Gareth Jones (1905-1935), de um James Norton inspirado, parte para a União Soviética naquele mesmo ano no intuito de testemunhar o dia a dia na Ucrânia. Ao desembarcar no país, Jones se depara com nada menos que o Holodomor, o genocídio provocado por motivação sociopolítica que dizimou sua população, hecatombe antropológica que reportou numa série de artigos para o jornal “The Times”. Estima-se que só na Ucrânia quase quatro milhões de pessoas tenham morrido de inanição, o que, em se tratando de enredo é uma fonte inesgotável para Agnieszka Holland, ela própria uma sobrevivente do arbítrio dos poderosos. A cineasta chegou a ser encarcerada pelas forças de segurança da então Tchecoslováquia quando da Primavera de Praga, em 1968, e posteriormente foi obrigada pelo regime comunista a sair de sua Polônia natal.

“A Sombra de Stálin” se utiliza dessa ligação visceral entre diretora e roteiro para desenvolver o arco dramático central do filme. Assim como Holland, Jones também anseia por denunciar o horror que viu de tão perto, embora ninguém se interesse. Malgrado todas as evidências, nenhum membro do vasto corpo diplomático do Reino Unido lhe dá crédito e, pior: para todos eles o sucesso do primeiro-ministro alemão, por quem estaria obcecado, era simples inveja. O jornalista passa a sofrer uma perseguição implacável, até perder o emprego e resolver ir a Moscou entrevistar Josef Stálin (1878-1953), o tirano que mandou na União Soviética de 1922 até sua morte, 31 anos depois. Jones conseguira entrevistar Hitler em 1933 e estava certo de que as coisas se encaminhariam da mesma forma com o líder georgiano. Mas se enganara.
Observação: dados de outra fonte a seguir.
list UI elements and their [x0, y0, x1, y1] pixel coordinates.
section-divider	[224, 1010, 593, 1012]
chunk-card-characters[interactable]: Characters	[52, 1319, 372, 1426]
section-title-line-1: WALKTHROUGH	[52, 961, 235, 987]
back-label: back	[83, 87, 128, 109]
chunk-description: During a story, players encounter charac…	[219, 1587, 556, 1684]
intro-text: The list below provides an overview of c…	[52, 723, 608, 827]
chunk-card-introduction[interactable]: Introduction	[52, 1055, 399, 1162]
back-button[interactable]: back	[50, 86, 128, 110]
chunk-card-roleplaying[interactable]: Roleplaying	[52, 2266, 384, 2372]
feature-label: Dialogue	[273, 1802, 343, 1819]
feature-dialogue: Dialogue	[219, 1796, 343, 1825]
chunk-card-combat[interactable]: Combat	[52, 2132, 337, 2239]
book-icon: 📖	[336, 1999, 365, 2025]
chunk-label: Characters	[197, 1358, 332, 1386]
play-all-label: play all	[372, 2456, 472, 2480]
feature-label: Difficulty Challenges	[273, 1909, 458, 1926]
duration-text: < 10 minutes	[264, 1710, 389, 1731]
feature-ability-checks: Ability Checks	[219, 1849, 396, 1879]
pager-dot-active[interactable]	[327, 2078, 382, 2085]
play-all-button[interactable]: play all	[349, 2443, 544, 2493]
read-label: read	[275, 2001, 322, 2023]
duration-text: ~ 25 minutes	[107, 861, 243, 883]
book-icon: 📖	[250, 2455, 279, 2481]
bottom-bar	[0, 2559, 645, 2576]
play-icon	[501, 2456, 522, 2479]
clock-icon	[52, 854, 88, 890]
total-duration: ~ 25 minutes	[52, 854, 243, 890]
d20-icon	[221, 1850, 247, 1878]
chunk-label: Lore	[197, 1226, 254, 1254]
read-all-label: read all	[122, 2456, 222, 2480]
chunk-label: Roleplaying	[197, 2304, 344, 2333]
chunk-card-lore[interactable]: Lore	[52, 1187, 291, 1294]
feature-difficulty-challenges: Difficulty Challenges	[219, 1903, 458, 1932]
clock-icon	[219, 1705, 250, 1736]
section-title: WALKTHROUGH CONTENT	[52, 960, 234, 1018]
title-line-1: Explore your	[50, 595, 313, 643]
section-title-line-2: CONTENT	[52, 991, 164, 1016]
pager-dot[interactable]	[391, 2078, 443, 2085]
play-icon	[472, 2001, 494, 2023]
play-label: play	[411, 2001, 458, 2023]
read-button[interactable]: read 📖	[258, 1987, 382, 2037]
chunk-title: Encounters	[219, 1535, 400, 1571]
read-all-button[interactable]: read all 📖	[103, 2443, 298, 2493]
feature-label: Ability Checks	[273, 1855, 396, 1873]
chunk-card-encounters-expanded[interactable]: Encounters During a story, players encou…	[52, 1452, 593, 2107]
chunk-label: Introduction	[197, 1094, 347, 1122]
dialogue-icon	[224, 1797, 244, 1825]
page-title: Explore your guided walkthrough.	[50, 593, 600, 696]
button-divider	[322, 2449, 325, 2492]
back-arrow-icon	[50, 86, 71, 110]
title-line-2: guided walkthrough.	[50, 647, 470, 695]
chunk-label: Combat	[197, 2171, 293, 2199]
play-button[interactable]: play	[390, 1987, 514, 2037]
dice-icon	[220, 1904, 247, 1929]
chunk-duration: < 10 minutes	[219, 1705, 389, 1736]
Ambicioso, Gareth Jones toma como a missão de sua vida descobrir os segredos de Stálin. Para ele, parece pouco lógico que a União Soviética esteja empenhando uma fortuna quanto a respaldar o avanço de Hitler na Europa, ao passo que o povo morre de fome em todas as jurisdições comandadas pelo déspota da Geórgia. O arco dramático em torno da figura de Jones se completa a partir do surgimento de Walter Duranty (1884-1957) e sua assistente, Ada Brooks, na história. Duranty, vivido por Peter Sarsgaard, se notabilizou por seu trabalho como correspondente do “The New York Times”, jornal em que publicava matérias confessadamente simpáticas a Stálin, tão convincentes que acabaram por lhe render o Prêmio Pulitzer, em 1932. Personagem fictícia, Brooks — de uma sub-aproveitada Vanessa Kirby — dá sustentação à loucura ególatra do veterano, o pulo do gato do enredo. Analisando-se as orgias nababescas que promove, se pode ter uma ideia do porquê da adesão incondicional de Duranty, cujo Pulitzer nunca foi revogado.

A abordagem do expediente jornalístico em “A Sombra de Stálin”, com a apresentação de repórteres cuja trajetória profissional se fundamenta na denúncia, agrega à trama. À luz do que acontece em produções a exemplo de “Todos os Homens do Presidente” (1976), dirigido por Alan J. Pakula, e “Spotlight: Segredos Revelados” (2015), de Tom McCarthy, a aura de mártir de Jones é explorada na medida, enaltecendo-se a bravura com que leva a cabo suas funções. Depois de um encontro, digamos, fortuito com William Randolph Hearst (1863-1951), magnata absoluto da imprensa até o fim da primeira metade do século 20, o cerco contra o repórter se fecha. Caçado pela polícia secreta soviética, Gareth Jones é encontrado morto em 12 de agosto de 1935, véspera de seu trigésimo aniversário. Com ele, sepultou-se também a figura do jornalista aventureiro, sempre rediviva de tempos em tempos — mormente nos mais sombrios.